Kita tidak akan melakukan firman Tuhan seutuhnya tanpa merasakan bagian pahitnya.

Thursday, December 21, 2006

Jangan Bermain Dengan Maut!

Wahyu 9:1-12

“ Dan kepada mereka dipesankan, supaya mereka jangan merusakkan rumput-rumput di bumi atau tumbuh-tumbuhan ataupun pohon-pohon, melainkan hanya manusia yang tidak memakai meterai Allah di dahinya.” (Why. 9:4)

Jangan bermain dengan maut! Jangan bermain dengan kejahatan! Adalah nesehat klasik yang sudah sering kita dengar, bahkan sejak kecil. Nasehat klasik tetapi sangat logis dan realistis, karena tanpa diundang saja maut datang menghampiri kita, apalagi kalau bermain dengannya. Firman Tuhan yang kita baca hari ini mengungkapkan bagaimana ”nasib” orang-orang yang berani bermain dengan maut, atau bahkan yang menjadi pengikutnya.
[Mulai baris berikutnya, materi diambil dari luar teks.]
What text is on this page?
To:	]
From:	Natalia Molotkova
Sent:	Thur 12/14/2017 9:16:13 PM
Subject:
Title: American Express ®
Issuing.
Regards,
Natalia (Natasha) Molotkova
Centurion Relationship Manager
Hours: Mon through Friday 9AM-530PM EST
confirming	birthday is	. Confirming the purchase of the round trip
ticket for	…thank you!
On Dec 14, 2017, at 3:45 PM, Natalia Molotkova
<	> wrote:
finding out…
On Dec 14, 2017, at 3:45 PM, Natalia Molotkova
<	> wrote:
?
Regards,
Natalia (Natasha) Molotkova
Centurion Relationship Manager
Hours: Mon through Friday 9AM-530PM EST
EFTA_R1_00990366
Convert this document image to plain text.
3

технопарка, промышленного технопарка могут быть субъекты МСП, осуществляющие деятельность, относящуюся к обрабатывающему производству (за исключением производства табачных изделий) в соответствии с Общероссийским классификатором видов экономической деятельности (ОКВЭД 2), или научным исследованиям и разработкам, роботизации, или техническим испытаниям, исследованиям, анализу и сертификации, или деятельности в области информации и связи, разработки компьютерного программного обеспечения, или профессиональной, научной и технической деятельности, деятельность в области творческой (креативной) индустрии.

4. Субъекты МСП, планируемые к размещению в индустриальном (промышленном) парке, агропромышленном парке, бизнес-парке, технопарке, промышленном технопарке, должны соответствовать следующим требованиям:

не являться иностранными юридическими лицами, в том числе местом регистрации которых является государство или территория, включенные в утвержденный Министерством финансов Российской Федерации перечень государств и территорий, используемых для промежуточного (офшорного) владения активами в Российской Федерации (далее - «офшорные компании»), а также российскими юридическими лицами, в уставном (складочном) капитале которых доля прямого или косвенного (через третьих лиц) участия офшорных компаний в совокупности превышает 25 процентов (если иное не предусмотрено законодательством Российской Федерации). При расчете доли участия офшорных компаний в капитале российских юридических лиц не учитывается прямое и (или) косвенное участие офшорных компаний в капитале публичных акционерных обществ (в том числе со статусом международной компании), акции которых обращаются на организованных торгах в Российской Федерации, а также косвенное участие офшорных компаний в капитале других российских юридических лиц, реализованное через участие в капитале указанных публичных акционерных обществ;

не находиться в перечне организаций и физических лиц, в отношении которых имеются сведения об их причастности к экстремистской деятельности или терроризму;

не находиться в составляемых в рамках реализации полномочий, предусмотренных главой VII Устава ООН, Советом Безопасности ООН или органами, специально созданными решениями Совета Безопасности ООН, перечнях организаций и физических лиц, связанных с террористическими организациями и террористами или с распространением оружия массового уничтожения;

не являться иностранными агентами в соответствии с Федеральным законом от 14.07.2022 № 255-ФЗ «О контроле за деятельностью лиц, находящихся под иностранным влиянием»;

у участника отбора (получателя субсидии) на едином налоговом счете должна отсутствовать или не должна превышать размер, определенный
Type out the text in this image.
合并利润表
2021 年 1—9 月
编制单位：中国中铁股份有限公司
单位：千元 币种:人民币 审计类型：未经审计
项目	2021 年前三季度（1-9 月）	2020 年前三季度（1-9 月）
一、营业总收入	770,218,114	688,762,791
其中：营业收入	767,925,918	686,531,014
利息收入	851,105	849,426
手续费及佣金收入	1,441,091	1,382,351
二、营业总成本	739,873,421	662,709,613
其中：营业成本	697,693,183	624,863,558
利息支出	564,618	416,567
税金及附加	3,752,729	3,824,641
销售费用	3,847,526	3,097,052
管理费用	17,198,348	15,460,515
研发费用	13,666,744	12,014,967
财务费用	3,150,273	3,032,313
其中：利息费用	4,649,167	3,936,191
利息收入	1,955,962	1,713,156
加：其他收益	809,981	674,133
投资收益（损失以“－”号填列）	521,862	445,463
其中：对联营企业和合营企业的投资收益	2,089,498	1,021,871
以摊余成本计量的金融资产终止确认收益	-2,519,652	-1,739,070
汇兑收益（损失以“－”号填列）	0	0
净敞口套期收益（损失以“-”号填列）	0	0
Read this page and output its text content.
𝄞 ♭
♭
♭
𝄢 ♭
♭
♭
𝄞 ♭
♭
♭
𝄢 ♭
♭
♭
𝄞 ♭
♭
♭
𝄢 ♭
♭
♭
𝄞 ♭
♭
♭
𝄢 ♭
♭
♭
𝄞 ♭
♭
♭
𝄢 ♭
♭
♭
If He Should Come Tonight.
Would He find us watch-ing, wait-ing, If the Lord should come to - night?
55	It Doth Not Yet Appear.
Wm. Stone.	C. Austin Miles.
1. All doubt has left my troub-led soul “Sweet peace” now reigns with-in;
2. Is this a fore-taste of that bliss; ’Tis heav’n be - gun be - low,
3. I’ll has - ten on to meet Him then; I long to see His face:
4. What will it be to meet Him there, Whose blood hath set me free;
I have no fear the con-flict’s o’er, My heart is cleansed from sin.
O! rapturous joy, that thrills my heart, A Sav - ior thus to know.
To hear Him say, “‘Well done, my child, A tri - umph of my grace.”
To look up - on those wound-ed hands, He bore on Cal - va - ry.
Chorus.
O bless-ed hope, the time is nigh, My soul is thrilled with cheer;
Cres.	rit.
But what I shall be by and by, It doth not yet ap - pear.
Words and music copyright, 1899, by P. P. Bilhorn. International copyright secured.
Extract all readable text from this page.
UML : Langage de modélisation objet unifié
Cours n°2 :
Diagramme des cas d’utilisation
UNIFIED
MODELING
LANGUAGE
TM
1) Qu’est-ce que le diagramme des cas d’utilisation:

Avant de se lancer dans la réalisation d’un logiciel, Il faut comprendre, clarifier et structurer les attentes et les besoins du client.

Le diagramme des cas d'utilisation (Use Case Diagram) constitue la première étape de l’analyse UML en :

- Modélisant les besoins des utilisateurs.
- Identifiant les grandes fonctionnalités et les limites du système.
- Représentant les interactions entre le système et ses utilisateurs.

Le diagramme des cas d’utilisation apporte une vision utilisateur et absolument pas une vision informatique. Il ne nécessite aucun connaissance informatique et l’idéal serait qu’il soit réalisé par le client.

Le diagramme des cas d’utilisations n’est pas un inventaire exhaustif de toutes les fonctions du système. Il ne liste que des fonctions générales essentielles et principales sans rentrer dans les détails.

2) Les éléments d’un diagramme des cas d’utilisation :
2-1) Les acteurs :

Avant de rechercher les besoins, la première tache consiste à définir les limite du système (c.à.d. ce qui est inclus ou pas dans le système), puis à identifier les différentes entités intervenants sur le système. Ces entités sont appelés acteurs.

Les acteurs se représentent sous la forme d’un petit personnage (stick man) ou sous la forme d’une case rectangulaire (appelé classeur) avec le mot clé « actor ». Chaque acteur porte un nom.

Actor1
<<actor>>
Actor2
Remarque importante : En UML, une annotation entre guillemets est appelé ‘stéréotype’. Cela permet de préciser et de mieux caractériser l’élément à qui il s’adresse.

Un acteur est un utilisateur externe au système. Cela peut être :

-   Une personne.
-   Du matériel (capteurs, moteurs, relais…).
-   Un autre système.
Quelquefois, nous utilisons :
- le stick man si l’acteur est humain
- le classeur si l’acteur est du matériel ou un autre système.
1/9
Sangkakala kelima (9:1-13) ini, secara ringkas kelihatannya menggambarkan kekuatan si setan yang menyiksa dan menghancurkan pengikutnya sendiri. Si setan yang digambarkan sebagai malaikat jurang maut tampaknya memiliki kuasa yang sangat hebat yang digambarkan seperti kuasa kalajengking di bumi. Kuasa si setan yang sangat besar ini kemungkin adalah yang membuat orang-orang terpesona dengannya sehingga mau menjadi pengikutnya bahkan bermain dengannya. Tetapi tanpa mereka sadari bahwa kekuatan yang sama itu pula justru dipakai oleh si setan untuk menghancurkan mereka yang mengikuti dia. ”Senjata makan tuan” atau ”pagar makan tanaman”. Mungkin ini peribahasa yang dapat menggambarkan perlakuan si setan kepada para pengikutnya. Yang pada mulanya dianggap kekuatannnya atau pelindungnya, justru menjadi penghancur diri mereka sendiri. Namun satu hal yang menarik di sini bahwa kekuatan besar yang dimiliki oleh si setan itu tidak mampu menghancurkan mereka yang telah dimeteraikan (ditebus) oleh Allah (9:4). Ternyata kehebatan yang dimiliki oleh malaikat jurang maut itu tidak ada apa-apanya dibandingkan dengan meterai yang diberikan Allah kepada para pengikut-Nya.

Hari ini mungkin Saudara sedang terpesona dengan dahsyatnya kekuatan si setan dan berkata, wah ... luar biasa, ajaib, menakjubkan ...! Ini solusi hidupku, ini yang kucari selama ini. Tidak perlu susah payah, tidak perlu menunggu seperti menunggu jawaban doa dari Tuhan. Hebat, hebat ...! Tetapi tunggu dulu! Pikirkan lagi sebelum memutuskan untuk mengikutinya. Sesaat mungkin nikamt, hebat, wah dan wah sehingga Saudara terpesona, tetapi firman Tuhan hari ini mengungkapkan fakta yang tidak akan pernah diberitahu oleh si setan itu ketika Saudara mengikutinya, yaitu kekuatan yang sama akan dipakainya untuk menghancurkan Saudara. Masih berani bermain dengan maut???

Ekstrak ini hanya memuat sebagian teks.